The Indo-Chinese energy model in Nigeria!

NERC
NERC

The emerging economic realities in Nigeria explain why the Chinese and Indians are becoming more visible in the energy sector of Nigeria’s economy. The Chinese and Indians, no doubt, are a very hardworking set of people with zero tolerance for indolence. The cost of engaging them in business is comparatively cheaper with higher returns on investment and an end product as qualitative as the quality of supervision on display. Due to their practice of communism and an advantage of numerical strength which they deploy to all their chores, they are attractive to businessmen, the world over.

A close working relationship with the Chinese somewhere in Owerri, with a Chinese oil drilling rig 7017 in partnership with a Nigerian investor circa 1997 revealed how they work. Personnel on board meant nothing to them just as standard drilling practice is paid scant attention except for the quality supervision carried out by the client representative. They work from 06:00hrs to 18:00hrs, just like the civil servants they are. Their 12 hour tour is enough to cover a two-day program and so a well that is supposed to last for three weeks is completed in about two. The Chinese men, at that location, at that time, when they were off duty were surprised that a man or woman can own a house, apparently, a culture shock arising from their first expedition into Nigeria!

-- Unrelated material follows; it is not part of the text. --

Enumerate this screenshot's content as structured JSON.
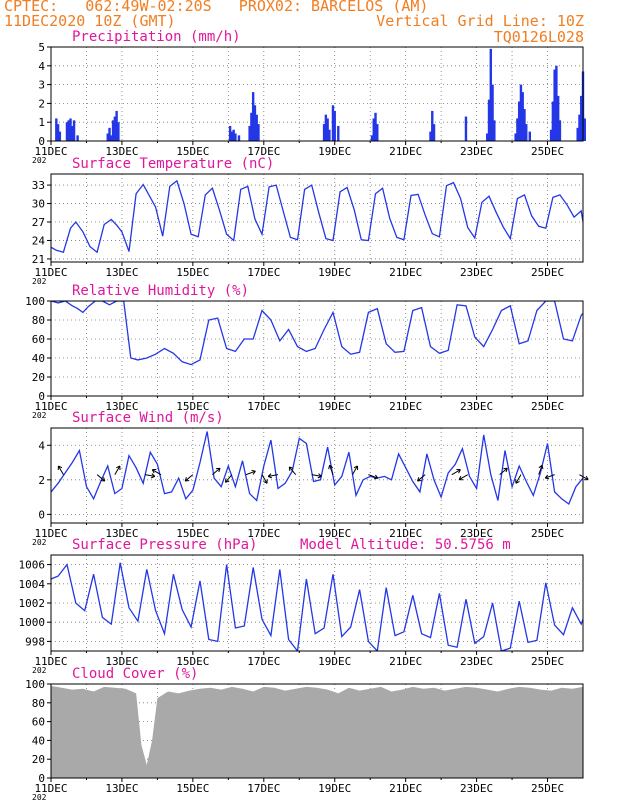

Today, almost all the power distribution companies generally referred to as DISCOs have their first choice partners as Chinese. What is questionable is the cost allocated to Automated Metering infrastructure, AMI activities which indigenous Nigerian Sub-contractors, SBCs are asked to work with, and which may put standards at risk. The price offered contractors are nowhere near the template put in place by the Nigerian Electricity Regulation Commission, NERC. A Chinese firm working with a DISCO in Lagos state unilaterally added more responsibilities to each work package, thus putting a large amount of their operational and financial risks on the Nigerian SBCs. For example, this Chinese firm added activities to the SBCs like storage / warehousing, surveying, logistics and GSM configuration to the original cost of installation, even though, it is much lower than the price per job stipulated by NERC. The treatment the SBCs got after their pilot scheme during the bid process is more like what is seen in a mafia movie! The SBCs were asked to put in their commercial offer and when the Chinese firm saw that the quotes they received was against their interest, they called a meeting and told the SBCs that the prices quoted was not what they wanted.

They then decided to call the SBCs separately and compelled them to change the figures to suit them besides making the SBCs sign a 30-page contract they didn’t have enough time to read through. The Chinese company achieved this feat by a combination of blackmail and subtle threats deployed against vulnerable businessmen trying to survive harsh operating environment, loose labour laws and weak oversight enforcement together with powerful Nigerians on their boards. Most of these firms have scant regard for the SBCs even though the additional activities listed have huge financial implications to the SBCs. To cap it all, the Chinese firm made sure the SBCs paid them for training their already experienced staff for a fee besides making sure the SBCs bore the financial risk of paying for meters when the AMI System doesn’t pick up the communication signal from the meter, a fault attributed to the Chinese company’s working procedures.

Most of the Chinese firms have no regard for Nigerian culture and idiosyncrasies which makes some of them, greenhorns, call the SBCs at uncivilized hours to attend meetings in 7 hours! Some third party contractors have had to complain bitterly about how the Chinese are gradually doing the job of the NERC by bringing in their own standards and pricing, and yet, the Nigerian regulators are on “siddon-look” default settings!

The same scenario applies to the Indians who have been in Nigeria long before the Chinese came in and outnumbered them. They are mostly left unregulated in their businesses and anyone who finds this incredible should take an excursion to Indorama Petrochemicals at Eleme in Rivers State as well as Sterling Global Energy in Lagos to see how good their business model is to Nigeria and Nigerians. The danger of the business models enumerated here is capital flight, halt in human capital development and technology transfer, all stacked in favour of our rampaging foreign business partners. If Nigeria and Nigerians must gain tremendously from this emerging realities, then the oversight agencies responsible for supervising these business models needs to wake up from their slumber and do the needful.

If Nigeria must make money from foreign investors and Nigerians must be sufficiently empowered, it is time for the National assembly to pass needed bills and the president to assent to such progressive bills while, at the same time, accelerating enforcement initiatives that will be mutually rewarding to the people of Nigeria and her business partners, otherwise, we may just as well be saving for the rainy day, by storing water in damaged baskets!
Kayode Adeoye in an energy analyst in Lagos.